Once the deal is approved you’ll get a letter from the lender stating the terms. As for the deficiency, you should have place the following stipulations in the contract:
“Offer contingent on seller securing written approval of a short sale from xyz bank that is acceptable to buyer. Offer contingent on lender waiving any deficiencies that result from the short sale as they relate to the seller.”
If you have not already included it, just fax an amended contract to the bank with the statement.
After further research I am confident that keeping deficiency language out of the contract is the right way to go.
Get an agreement off the record from the bank about not persuing a deficiency and file the paperwork.
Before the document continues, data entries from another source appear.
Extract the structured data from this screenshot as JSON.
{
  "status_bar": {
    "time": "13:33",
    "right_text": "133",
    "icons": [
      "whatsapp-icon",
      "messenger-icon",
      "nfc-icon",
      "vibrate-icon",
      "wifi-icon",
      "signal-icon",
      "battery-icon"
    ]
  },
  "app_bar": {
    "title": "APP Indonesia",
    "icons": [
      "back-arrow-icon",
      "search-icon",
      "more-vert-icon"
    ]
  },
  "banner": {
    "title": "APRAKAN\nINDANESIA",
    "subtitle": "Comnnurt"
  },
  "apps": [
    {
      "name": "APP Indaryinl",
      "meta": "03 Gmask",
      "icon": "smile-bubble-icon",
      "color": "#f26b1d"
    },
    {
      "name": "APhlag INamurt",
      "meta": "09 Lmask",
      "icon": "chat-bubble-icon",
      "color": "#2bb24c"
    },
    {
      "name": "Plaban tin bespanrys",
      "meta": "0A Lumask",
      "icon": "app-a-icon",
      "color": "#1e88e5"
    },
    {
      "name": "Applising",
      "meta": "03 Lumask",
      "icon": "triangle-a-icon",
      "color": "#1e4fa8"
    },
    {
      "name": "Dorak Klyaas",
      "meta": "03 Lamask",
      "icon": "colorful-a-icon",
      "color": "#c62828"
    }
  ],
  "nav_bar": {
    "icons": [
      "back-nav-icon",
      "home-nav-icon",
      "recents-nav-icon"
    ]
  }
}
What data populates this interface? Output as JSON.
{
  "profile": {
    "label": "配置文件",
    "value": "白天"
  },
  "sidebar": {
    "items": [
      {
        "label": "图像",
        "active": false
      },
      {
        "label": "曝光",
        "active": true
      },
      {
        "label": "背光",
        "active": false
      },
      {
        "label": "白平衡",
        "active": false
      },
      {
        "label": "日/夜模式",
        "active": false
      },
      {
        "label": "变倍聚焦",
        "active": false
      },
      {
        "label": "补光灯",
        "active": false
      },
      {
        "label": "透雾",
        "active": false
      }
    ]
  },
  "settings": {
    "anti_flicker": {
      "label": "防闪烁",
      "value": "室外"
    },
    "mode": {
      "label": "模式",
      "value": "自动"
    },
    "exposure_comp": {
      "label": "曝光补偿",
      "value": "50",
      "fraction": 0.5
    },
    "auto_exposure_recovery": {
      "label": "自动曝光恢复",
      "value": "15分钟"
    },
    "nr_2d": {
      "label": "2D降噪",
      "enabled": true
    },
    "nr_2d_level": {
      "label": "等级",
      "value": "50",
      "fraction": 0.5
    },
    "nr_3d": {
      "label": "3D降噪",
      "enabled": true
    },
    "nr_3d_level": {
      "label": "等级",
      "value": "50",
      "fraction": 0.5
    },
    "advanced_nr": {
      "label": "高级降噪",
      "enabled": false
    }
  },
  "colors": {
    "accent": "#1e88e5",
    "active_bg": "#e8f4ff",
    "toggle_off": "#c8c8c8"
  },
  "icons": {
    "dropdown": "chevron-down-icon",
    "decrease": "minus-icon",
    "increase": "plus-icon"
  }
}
This way the buyers does not get scared off and everyone who has to know does know that the deal is going nowhere without a write-off included in the final approval letter and terms of sale from the bank.
No, everything in a short sale has to be on the record. The goal is to protect the seller; the buyer could care less what kind of terms the seller got. If you can’t get it in writing from the bank, the seller is at risk of a huge collection for the shortage.
You also want to resolve the issue asap because of the fact that banks will often change the loss mitigation representative without notice. What happens if the loss mitigation rep that you have been dealing with quits or is fired and you only have a verbal agreement? You have to start over with someone who may or may not even care.
If your seller doesn’t see that he or she is protected from the shortage, there will be no incentive for them to go to the closing to seal the deal and get you paid.